# Canadian War Museum puts restored WW2 German tank on display



## syscom3 (Jan 21, 2008)

Canadian War Museum puts restored WW2 German tank on display

WarMuseum.ca - Canadian War Museum, Canada's national museum of military history

OTTAWA - The Canadian War Museum has completed a two-year restoration of a Second World War-era German Panzer V tank.

"This is possibly the largest restoration project ever undertaken by the museum," said museum director general Mark O'Neill.

The tank, on display in the LeBreton Gallery, helps visitors appreciate some of the obstacles the Allies faced in liberating Europe, the museum said in a news release.
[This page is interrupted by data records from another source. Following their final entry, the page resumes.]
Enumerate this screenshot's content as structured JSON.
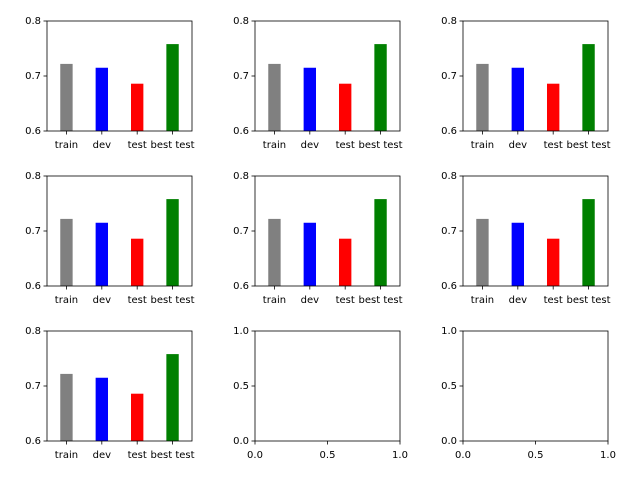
{
  "chart_data": [
    {
      "type": "bar",
      "categories": [
        "train",
        "dev",
        "test",
        "best test"
      ],
      "values": [
        0.722,
        0.715,
        0.686,
        0.758
      ],
      "colors": [
        "#808080",
        "#0000ff",
        "#ff0000",
        "#008000"
      ],
      "ylim": [
        0.6,
        0.8
      ],
      "yticks": [
        "0.6",
        "0.7",
        "0.8"
      ]
    },
    {
      "type": "bar",
      "categories": [
        "train",
        "dev",
        "test",
        "best test"
      ],
      "values": [
        0.722,
        0.715,
        0.686,
        0.758
      ],
      "colors": [
        "#808080",
        "#0000ff",
        "#ff0000",
        "#008000"
      ],
      "ylim": [
        0.6,
        0.8
      ],
      "yticks": [
        "0.6",
        "0.7",
        "0.8"
      ]
    },
    {
      "type": "bar",
      "categories": [
        "train",
        "dev",
        "test",
        "best test"
      ],
      "values": [
        0.722,
        0.715,
        0.686,
        0.758
      ],
      "colors": [
        "#808080",
        "#0000ff",
        "#ff0000",
        "#008000"
      ],
      "ylim": [
        0.6,
        0.8
      ],
      "yticks": [
        "0.6",
        "0.7",
        "0.8"
      ]
    },
    {
      "type": "bar",
      "categories": [
        "train",
        "dev",
        "test",
        "best test"
      ],
      "values": [
        0.722,
        0.715,
        0.686,
        0.758
      ],
      "colors": [
        "#808080",
        "#0000ff",
        "#ff0000",
        "#008000"
      ],
      "ylim": [
        0.6,
        0.8
      ],
      "yticks": [
        "0.6",
        "0.7",
        "0.8"
      ]
    },
    {
      "type": "bar",
      "categories": [
        "train",
        "dev",
        "test",
        "best test"
      ],
      "values": [
        0.722,
        0.715,
        0.686,
        0.758
      ],
      "colors": [
        "#808080",
        "#0000ff",
        "#ff0000",
        "#008000"
      ],
      "ylim": [
        0.6,
        0.8
      ],
      "yticks": [
        "0.6",
        "0.7",
        "0.8"
      ]
    },
    {
      "type": "bar",
      "categories": [
        "train",
        "dev",
        "test",
        "best test"
      ],
      "values": [
        0.722,
        0.715,
        0.686,
        0.758
      ],
      "colors": [
        "#808080",
        "#0000ff",
        "#ff0000",
        "#008000"
      ],
      "ylim": [
        0.6,
        0.8
      ],
      "yticks": [
        "0.6",
        "0.7",
        "0.8"
      ]
    },
    {
      "type": "bar",
      "categories": [
        "train",
        "dev",
        "test",
        "best test"
      ],
      "values": [
        0.722,
        0.715,
        0.686,
        0.758
      ],
      "colors": [
        "#808080",
        "#0000ff",
        "#ff0000",
        "#008000"
      ],
      "ylim": [
        0.6,
        0.8
      ],
      "yticks": [
        "0.6",
        "0.7",
        "0.8"
      ]
    },
    {
      "type": "empty",
      "xlim": [
        0.0,
        1.0
      ],
      "ylim": [
        0.0,
        1.0
      ],
      "xticks": [
        "0.0",
        "0.5",
        "1.0"
      ],
      "yticks": [
        "0.0",
        "0.5",
        "1.0"
      ]
    },
    {
      "type": "empty",
      "xlim": [
        0.0,
        1.0
      ],
      "ylim": [
        0.0,
        1.0
      ],
      "xticks": [
        "0.0",
        "0.5",
        "1.0"
      ],
      "yticks": [
        "0.0",
        "0.5",
        "1.0"
      ]
    }
  ]
}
Panthers, as the Panzer V tanks were known, were among the largest tanks produced in quantity during the war. They were designed to combat the effective Soviet T-34 tanks that Germany encountered after the invasion of Russia in June 1941.

By war's end, nearly 6,000 Panthers had been deployed on all fronts.
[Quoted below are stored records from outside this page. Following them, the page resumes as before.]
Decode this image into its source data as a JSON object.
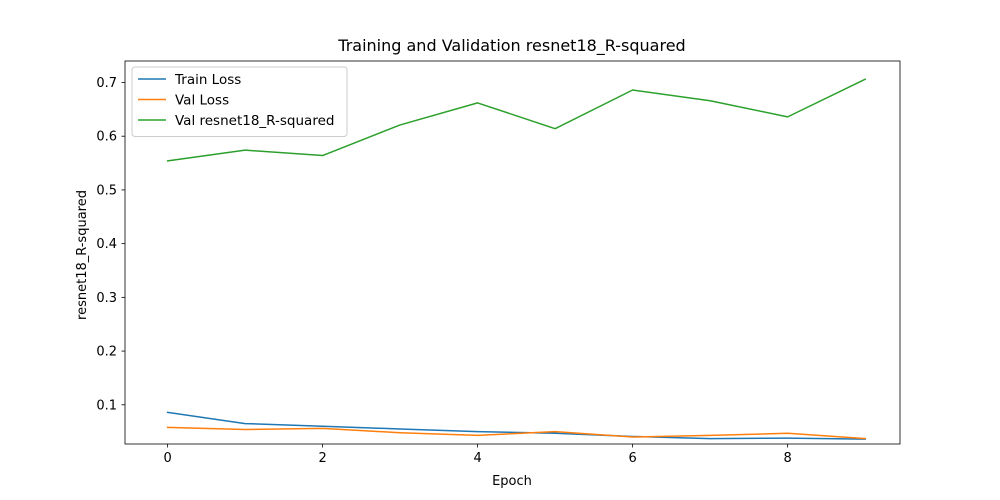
{
  "chart_data": {
    "type": "line",
    "title": "Training and Validation resnet18_R-squared",
    "xlabel": "Epoch",
    "ylabel": "resnet18_R-squared",
    "xlim": [
      -0.55,
      9.45
    ],
    "ylim": [
      0.027,
      0.74
    ],
    "x_ticks": [
      0,
      2,
      4,
      6,
      8
    ],
    "y_ticks": [
      0.1,
      0.2,
      0.3,
      0.4,
      0.5,
      0.6,
      0.7
    ],
    "x_tick_labels": [
      "0",
      "2",
      "4",
      "6",
      "8"
    ],
    "y_tick_labels": [
      "0.1",
      "0.2",
      "0.3",
      "0.4",
      "0.5",
      "0.6",
      "0.7"
    ],
    "grid": false,
    "legend_position": "top-left",
    "x": [
      0,
      1,
      2,
      3,
      4,
      5,
      6,
      7,
      8,
      9
    ],
    "series": [
      {
        "name": "Train Loss",
        "color": "#1f77b4",
        "values": [
          0.086,
          0.065,
          0.06,
          0.055,
          0.05,
          0.047,
          0.041,
          0.037,
          0.038,
          0.036
        ]
      },
      {
        "name": "Val Loss",
        "color": "#ff7f0e",
        "values": [
          0.058,
          0.054,
          0.056,
          0.048,
          0.043,
          0.05,
          0.04,
          0.043,
          0.047,
          0.037
        ]
      },
      {
        "name": "Val resnet18_R-squared",
        "color": "#2ca02c",
        "values": [
          0.554,
          0.574,
          0.564,
          0.621,
          0.662,
          0.614,
          0.686,
          0.666,
          0.636,
          0.706
        ]
      }
    ]
  }
}
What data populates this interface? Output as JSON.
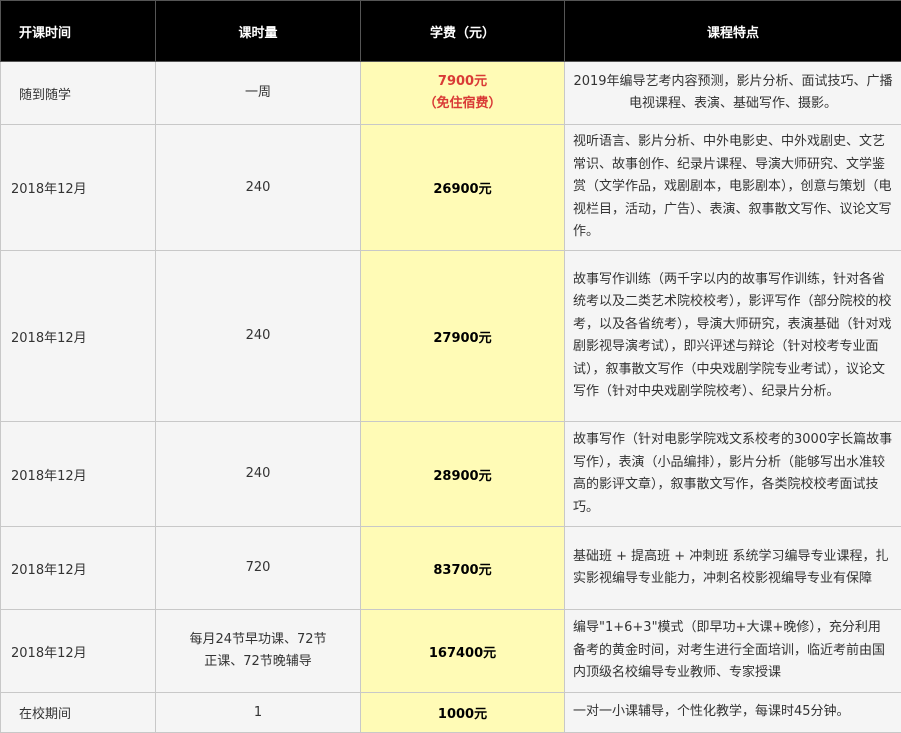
{
  "header": {
    "start_time": "开课时间",
    "hours": "课时量",
    "fee": "学费（元）",
    "features": "课程特点"
  },
  "colors": {
    "header_bg": "#000000",
    "fee_bg": "#fffbb6",
    "highlight_red": "#d93a36"
  },
  "rows": [
    {
      "start": "随到随学",
      "hours": "一周",
      "fee": "7900元",
      "fee_note": "（免住宿费）",
      "features": "2019年编导艺考内容预测，影片分析、面试技巧、广播电视课程、表演、基础写作、摄影。"
    },
    {
      "start": "2018年12月",
      "hours": "240",
      "fee": "26900元",
      "features": "视听语言、影片分析、中外电影史、中外戏剧史、文艺常识、故事创作、纪录片课程、导演大师研究、文学鉴赏（文学作品，戏剧剧本，电影剧本），创意与策划（电视栏目，活动，广告）、表演、叙事散文写作、议论文写作。"
    },
    {
      "start": "2018年12月",
      "hours": "240",
      "fee": "27900元",
      "features": "故事写作训练（两千字以内的故事写作训练，针对各省统考以及二类艺术院校校考），影评写作（部分院校的校考，以及各省统考），导演大师研究，表演基础（针对戏剧影视导演考试），即兴评述与辩论（针对校考专业面试），叙事散文写作（中央戏剧学院专业考试），议论文写作（针对中央戏剧学院校考）、纪录片分析。"
    },
    {
      "start": "2018年12月",
      "hours": "240",
      "fee": "28900元",
      "features": "故事写作（针对电影学院戏文系校考的3000字长篇故事写作），表演（小品编排），影片分析（能够写出水准较高的影评文章），叙事散文写作，各类院校校考面试技巧。"
    },
    {
      "start": "2018年12月",
      "hours": "720",
      "fee": "83700元",
      "features": "基础班 + 提高班 + 冲刺班 系统学习编导专业课程，扎实影视编导专业能力，冲刺名校影视编导专业有保障"
    },
    {
      "start": "2018年12月",
      "hours": "每月24节早功课、72节正课、72节晚辅导",
      "fee": "167400元",
      "features": "编导\"1+6+3\"模式（即早功+大课+晚修），充分利用备考的黄金时间，对考生进行全面培训，临近考前由国内顶级名校编导专业教师、专家授课"
    },
    {
      "start": "在校期间",
      "hours": "1",
      "fee": "1000元",
      "features": "一对一小课辅导，个性化教学，每课时45分钟。"
    }
  ]
}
As part of the restoration, the exterior surfaces were cleaned and treated with a "zimmerit" paste created from a Second World War recipe. Zimmerit was applied during the war to tank surfaces to help defeat magnetic anti-tank mines.

After it was captured during the war, the tank was shipped to CFB Borden in Ontario and displayed there until it was donated to the museum in 2005.

Panthers and T-34s are widely considered to have been the best tanks of the war, the museum said, noting it also has a T-34 on display.


----------



## wilbur1 (Jan 21, 2008)

I dont think they updated their site yet couldnt find any pictures of the tank


----------